Across trials reporting toxicity, there is considerable heterogeneity in treatment given with differences in the ICI used, fractionation regimen, radiosensitiser used and whether radiation field was bladder alone or included pelvic lymph nodes which makes it challenging to identify what the cause of higher toxicity is. Explanations for higher toxicity in Marcq et al. have included the covering of pelvic lymph nodes; however, this was tolerated well in the CRIMI trial. The use of gemcitabine versus MMC/capecitabine between Marcq et al. and CRIMI is another possible difference in tolerability of the regimen.

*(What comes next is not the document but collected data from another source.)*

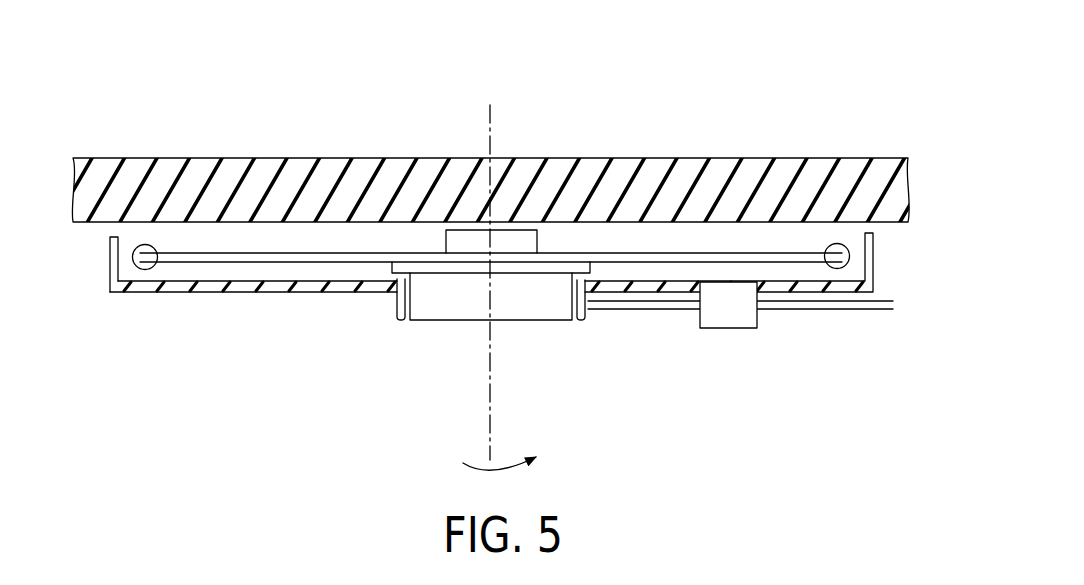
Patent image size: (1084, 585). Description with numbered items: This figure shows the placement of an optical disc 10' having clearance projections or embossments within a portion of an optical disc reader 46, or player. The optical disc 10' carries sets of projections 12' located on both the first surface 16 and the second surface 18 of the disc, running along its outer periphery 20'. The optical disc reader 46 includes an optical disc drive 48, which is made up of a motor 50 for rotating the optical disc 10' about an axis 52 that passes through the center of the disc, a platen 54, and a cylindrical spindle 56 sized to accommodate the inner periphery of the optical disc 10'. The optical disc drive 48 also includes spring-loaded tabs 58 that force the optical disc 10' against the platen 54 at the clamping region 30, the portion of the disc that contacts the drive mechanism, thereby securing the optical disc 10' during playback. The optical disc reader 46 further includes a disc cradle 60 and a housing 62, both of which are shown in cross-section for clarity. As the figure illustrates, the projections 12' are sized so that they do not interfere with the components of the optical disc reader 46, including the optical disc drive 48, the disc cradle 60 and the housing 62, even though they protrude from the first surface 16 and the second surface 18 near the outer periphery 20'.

The optical disc 10' is at (667, 184).
The sets of projections 12' is at (481, 286).
The first surface 16 is at (236, 264).
The second surface 18 is at (299, 252).
The outer periphery 20' is at (92, 264).
The clamping region 30 is at (443, 263).
The optical disc reader 46 is at (732, 105).
The optical disc drive 48 is at (558, 335).
The motor 50 is at (440, 323).
The axis 52 is at (493, 392).
The platen 54 is at (400, 278).
The cylindrical spindle 56 is at (503, 240).
The spring-loaded tabs 58 is at (443, 250).
The disc cradle 60 is at (873, 275).
The housing 62 is at (143, 170).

A concern in the investigation of immunotherapy is that some trials have neglected the use of treatments with established benefit such as BCON [43]. That we can be adding experimental treatments such as ICI without first ensuring the implementation of those with proven efficacy first highlights a concern that evidence-based practice is only implemented when convenient [44].

Conclusion

Bladder-sparing treatment of localised MIBC has significantly advanced with increasing precision of radiotherapy delivery, addition of radiosensitising agents, benefits from neoadjuvant chemotherapy with the possibility of further benefits with addition of ICI. Evidence now supports it as a valid alternative treatment option to RC for patients suitable for radical treatment. There is evidence to suggest personalising treatments to specific tumour biology could improve outcome. BCs with necrosis or with high levels of hypoxia derived the most benefit from the addition of BCON to radical radiotherapy for example [5]. Biomarker-driven treatment selection, guiding decisions between surgery or bladder preservation, choice of radiosensitiser, choice of radiotherapy field size and the use of dose escalation could potentially improve outcomes by more effectively tailoring each treatment to groups enriched with responders. Prospective trials of different treatment approaches that incorporate candidate predictive biomarkers are needed so that the progress in BC treatments continues in the years ahead.